At Mount Vernon, Bush continued the analogy by drawing his favorite comparison with former presidents: the notion that their difficult wars are now treated kindly by the history books. "With the advantage of hindsight, it is easy to take George Washington's successes for granted and to assume that all those events were destined to unfold as they did," he said. "Well, the truth is far different. America's path to freedom was long and it was hard. And the outcome was really never certain."

This just happens to be the same conclusion President Bush has drawn about at least two other war presidents that he has compared himself to: Lincoln and Truman. Lincoln remains his favorite predecessor, the only one to have two portraits hanging on the wall of the Oval Office.

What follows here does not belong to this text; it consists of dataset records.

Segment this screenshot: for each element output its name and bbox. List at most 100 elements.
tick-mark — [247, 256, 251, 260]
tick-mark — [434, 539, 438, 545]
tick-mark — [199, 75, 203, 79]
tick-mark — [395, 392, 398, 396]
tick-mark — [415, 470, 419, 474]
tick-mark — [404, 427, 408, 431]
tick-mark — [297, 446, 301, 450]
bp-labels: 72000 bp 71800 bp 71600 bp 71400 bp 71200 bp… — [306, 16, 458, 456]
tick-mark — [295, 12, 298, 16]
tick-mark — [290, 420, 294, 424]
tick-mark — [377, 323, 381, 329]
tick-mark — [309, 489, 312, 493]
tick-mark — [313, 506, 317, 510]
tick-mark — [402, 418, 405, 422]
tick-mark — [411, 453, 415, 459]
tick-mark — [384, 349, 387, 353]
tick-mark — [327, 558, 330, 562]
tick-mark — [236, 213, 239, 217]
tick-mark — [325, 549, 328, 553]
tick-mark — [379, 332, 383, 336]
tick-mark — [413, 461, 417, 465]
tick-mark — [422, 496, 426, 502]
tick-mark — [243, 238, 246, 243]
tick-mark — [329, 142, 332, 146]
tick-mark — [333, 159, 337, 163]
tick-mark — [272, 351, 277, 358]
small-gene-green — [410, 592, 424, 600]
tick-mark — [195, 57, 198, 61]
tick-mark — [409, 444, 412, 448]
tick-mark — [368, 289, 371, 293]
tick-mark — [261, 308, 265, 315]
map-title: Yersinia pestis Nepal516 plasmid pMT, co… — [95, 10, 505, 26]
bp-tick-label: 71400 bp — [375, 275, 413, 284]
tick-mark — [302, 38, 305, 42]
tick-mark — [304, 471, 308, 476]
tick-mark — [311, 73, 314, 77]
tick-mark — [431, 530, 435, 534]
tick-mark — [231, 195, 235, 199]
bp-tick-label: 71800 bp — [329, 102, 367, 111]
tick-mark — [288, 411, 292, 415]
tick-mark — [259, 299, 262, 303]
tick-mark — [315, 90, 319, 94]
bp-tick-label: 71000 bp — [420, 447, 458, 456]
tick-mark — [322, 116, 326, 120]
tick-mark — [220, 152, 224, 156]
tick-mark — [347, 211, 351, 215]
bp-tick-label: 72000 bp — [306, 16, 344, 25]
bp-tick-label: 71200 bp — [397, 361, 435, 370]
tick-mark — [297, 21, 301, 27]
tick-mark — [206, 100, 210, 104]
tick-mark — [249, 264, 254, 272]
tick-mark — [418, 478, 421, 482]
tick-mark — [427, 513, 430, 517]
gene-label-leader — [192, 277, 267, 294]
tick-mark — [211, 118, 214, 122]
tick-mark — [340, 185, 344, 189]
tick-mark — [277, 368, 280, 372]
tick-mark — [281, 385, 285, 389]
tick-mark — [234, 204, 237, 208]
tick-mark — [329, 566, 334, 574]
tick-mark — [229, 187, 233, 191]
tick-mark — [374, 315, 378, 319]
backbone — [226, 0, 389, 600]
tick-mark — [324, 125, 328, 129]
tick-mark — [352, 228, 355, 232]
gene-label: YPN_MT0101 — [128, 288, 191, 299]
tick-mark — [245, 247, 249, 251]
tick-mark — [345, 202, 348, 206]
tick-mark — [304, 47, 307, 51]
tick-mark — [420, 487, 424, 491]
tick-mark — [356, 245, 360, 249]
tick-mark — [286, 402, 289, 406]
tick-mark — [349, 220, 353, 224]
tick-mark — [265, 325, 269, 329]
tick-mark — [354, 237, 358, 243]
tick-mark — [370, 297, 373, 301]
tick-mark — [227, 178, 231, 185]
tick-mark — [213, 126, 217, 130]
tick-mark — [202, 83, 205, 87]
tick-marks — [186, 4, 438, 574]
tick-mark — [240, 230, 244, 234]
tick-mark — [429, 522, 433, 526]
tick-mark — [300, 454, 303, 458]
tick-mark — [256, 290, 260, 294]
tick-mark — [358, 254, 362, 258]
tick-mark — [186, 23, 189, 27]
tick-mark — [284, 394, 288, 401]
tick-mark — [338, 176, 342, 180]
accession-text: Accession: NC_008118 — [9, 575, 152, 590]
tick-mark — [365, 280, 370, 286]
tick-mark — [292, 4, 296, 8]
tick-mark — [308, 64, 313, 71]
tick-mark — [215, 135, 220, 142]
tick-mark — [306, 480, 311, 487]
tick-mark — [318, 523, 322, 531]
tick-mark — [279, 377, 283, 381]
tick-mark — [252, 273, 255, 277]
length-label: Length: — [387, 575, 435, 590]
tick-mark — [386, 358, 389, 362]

More recently, he and his aides have drawn comparisons with Truman, bogged down in the Korean war and laying the groundwork for the Cold War that would last a generation.

Just in case his audience couldn't figure out the comparison, Bush ended his observations about Washington with an explicit reference to his own war on terror.

"George Washington's long struggle for freedom has also inspired generations of Americans to stand for freedom in their own time," he said. "Today, we're fighting a new war to defend our liberty and our people and our way of life. And as we work to advance the cause of freedom around the world, we remember that the father of our country believed that the freedoms we secured in our revolution were not meant for Americans alone. He once wrote, "My best wishes are irresistibly excited whensoever in any country I see an oppressed nation unfurl the banners of freedom.'"

It might not sound like his own democracy agenda in the Middle East. But to a beleaguered president, mired in sectarian war in Iraq, the notion of irresistible excitement must seem like a distant dream.